I remember one event in particular that he told me of, where late under a dark sky brilliant with stars he sat alone with one of his amazing drums and drew in a pack of coyotes, their cries so close he could barely hear the deep rhythm of his native instrument. For all of his accomplishments in life, and there are many, this one is one of his fondest. We talked of it many times for there was magic in this moment. Often on our treks we’d sit up late and try to replicate this feat, however never with success.

Rich’s passions for the outdoors recently immersed him in an effort to preserve a parcel of Utah’s Green River from being developed. Many of you are aware of this issue. On May 11 this critical portion of the Green River corridor was sold to the Division of Wildlife Resources to be preserved and protected forever. I was in Florida, when the controversial transaction took place. Although, there were a number of individuals involved in this effort, it was Rich’s persistence, ethics, and professionalism that lead to this successful outcome and he alone. He never took credit for any of his contributions. He was humble in these efforts and passed praise unto those less deserving. Such was always his nature.

By accounts I was the last person Rich called.

Several hours after we’d hung up he took his life. Over his last few days he’d contacted many of his friends and family.
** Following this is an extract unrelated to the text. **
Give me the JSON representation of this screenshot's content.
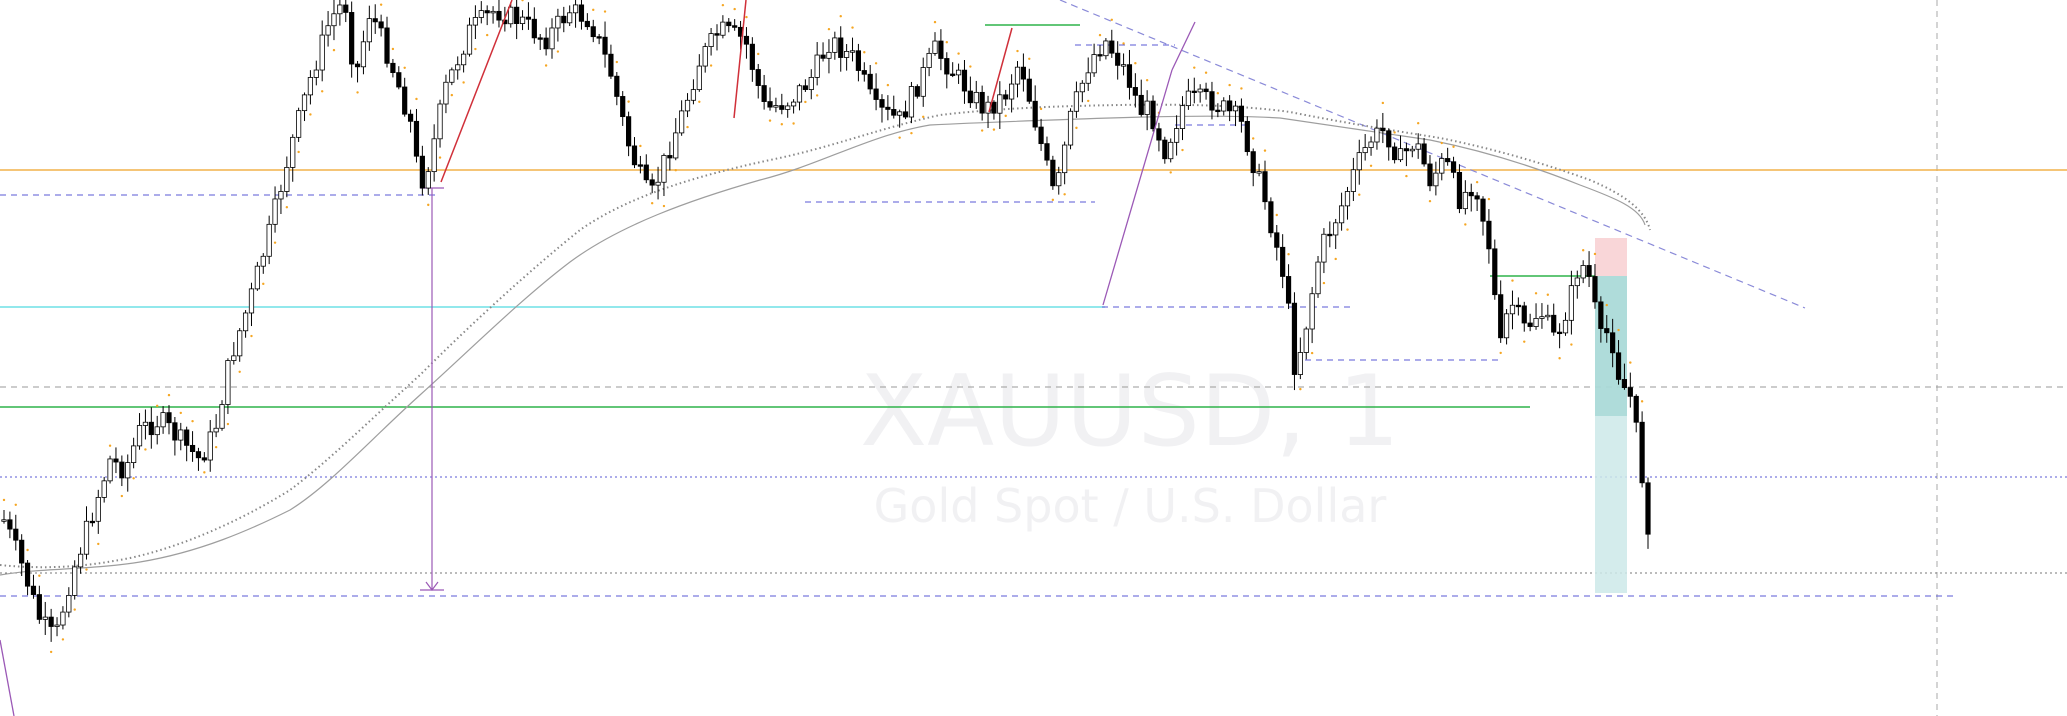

Not a one of us suspected anything unusual, his efforts to not burden us with his suffering masked to the end. I’ve spent sleepless hours going over that last call. Even as I write I’ve paused to reflect on our final conversation.

In a selfish way I’m pissed knowing that we’ll never sit in the tall grasses on the banks of the Henry’s Fork again or float the Green together sharing a bag of lemon cookies as we always did and that I never took the time to fish Buffalo Fork or sit under the stars there in hopes of enticing the coyotes to join us in song. Dam you!